Now that you know what causes high triglycerides, you are probably wondering how to go about lowering them. Making healthy lifestyle changes are the main course of action. There are several things you can do:

  • Drop the extra weight – When you lose weight, your body can work towards lowering your triglycerides. It is important to stay motivated and focused because losing as little as 5-10 pounds can make a huge difference in your health.
  • Reduce your calorie intake – Your body transforms extra calories into triglycerides and then into fat, so if you reduce your calorie intake you can help lower your triglyceride levels. Also, limit your intake of foods high in sugar and carbohydrates as they can increase your levels. Another diet change that might help is increasing your fiber intake by eating more fruits, vegetables and whole grains.
  • Choose healthier fats – Lower your saturated fat intake and consume monounsaturated or omega-3 fatty acids instead. Choose healthier fats like peanut, olive and canola oils. Eat fish in lieu of red meat, in particular salmon for its high omega-3 fatty acid content.
  • Incorporate an exercise regime in your daily routine – As little as 30 minutes of regular exercise a day can increase your good cholesterol levels and lower your triglycerides. Your exercise routine can be broken into smaller, manageable segments if it is hard for you to carve a straight half an hour out of your day. Try taking a brisk 10-minute walk, then later do sit-ups for 10 minutes and perhaps finish later in the day climbing stairs for another 10. All at once or a little at a time, 30 minutes of exercise will go a long way.
  • Drink little or no alcohol beverages – High in sugar and calories, alcohol is not good for your triglycerides. It only takes a little bit to affect your levels so it is best to limit your intake.

Medications and Supplements

Sometimes changes in lifestyle are not enough to lower your triglyceride levels. If that is the case, your physician may put you on medication or supplements. There are several types that might help:

  • High doses of fish oil supplements containing omega-3 fatty acids
  • Statins like Zocor or Lipitor, which are designed to balance good and bad cholesterol levels
  • Fibrate medications such as Lopid, TriCor or Fenoglide, but should not be taken with statins
  • Niacin or nicotinic acid, but caution should be used because of potential negative interactions with other medications.

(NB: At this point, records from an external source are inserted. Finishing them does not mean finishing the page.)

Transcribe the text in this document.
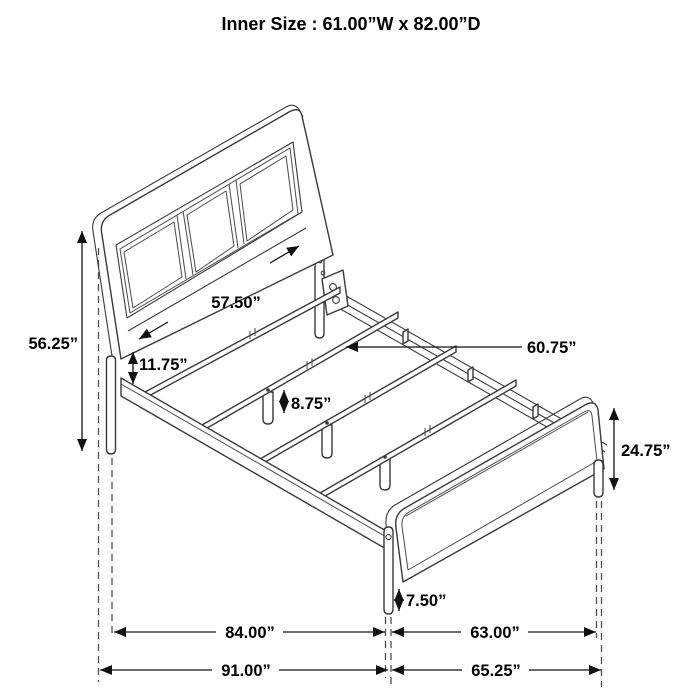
Inner Size : 61.00”W x 82.00”D
56.25”
57.50”
11.75”
60.75”
8.75”
24.75”
7.50”
84.00”	63.00”
91.00”	65.25”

Make sure you follow your doctor's orders carefully. Several of the medications and supplements on the market can lower triglycerides.

Note: Even if your doctor prescribes you supplements or medications to thwart what causes high triglycerides, you should still make healthy lifestyle choices and changes as it has been shown that if you do not make healthy lifestyle changes, your chances of stroke or heart attack will not necessarily decrease. Exercise and good diet are your best bet to deterring causes of high triglycerides and achieving faster and better results.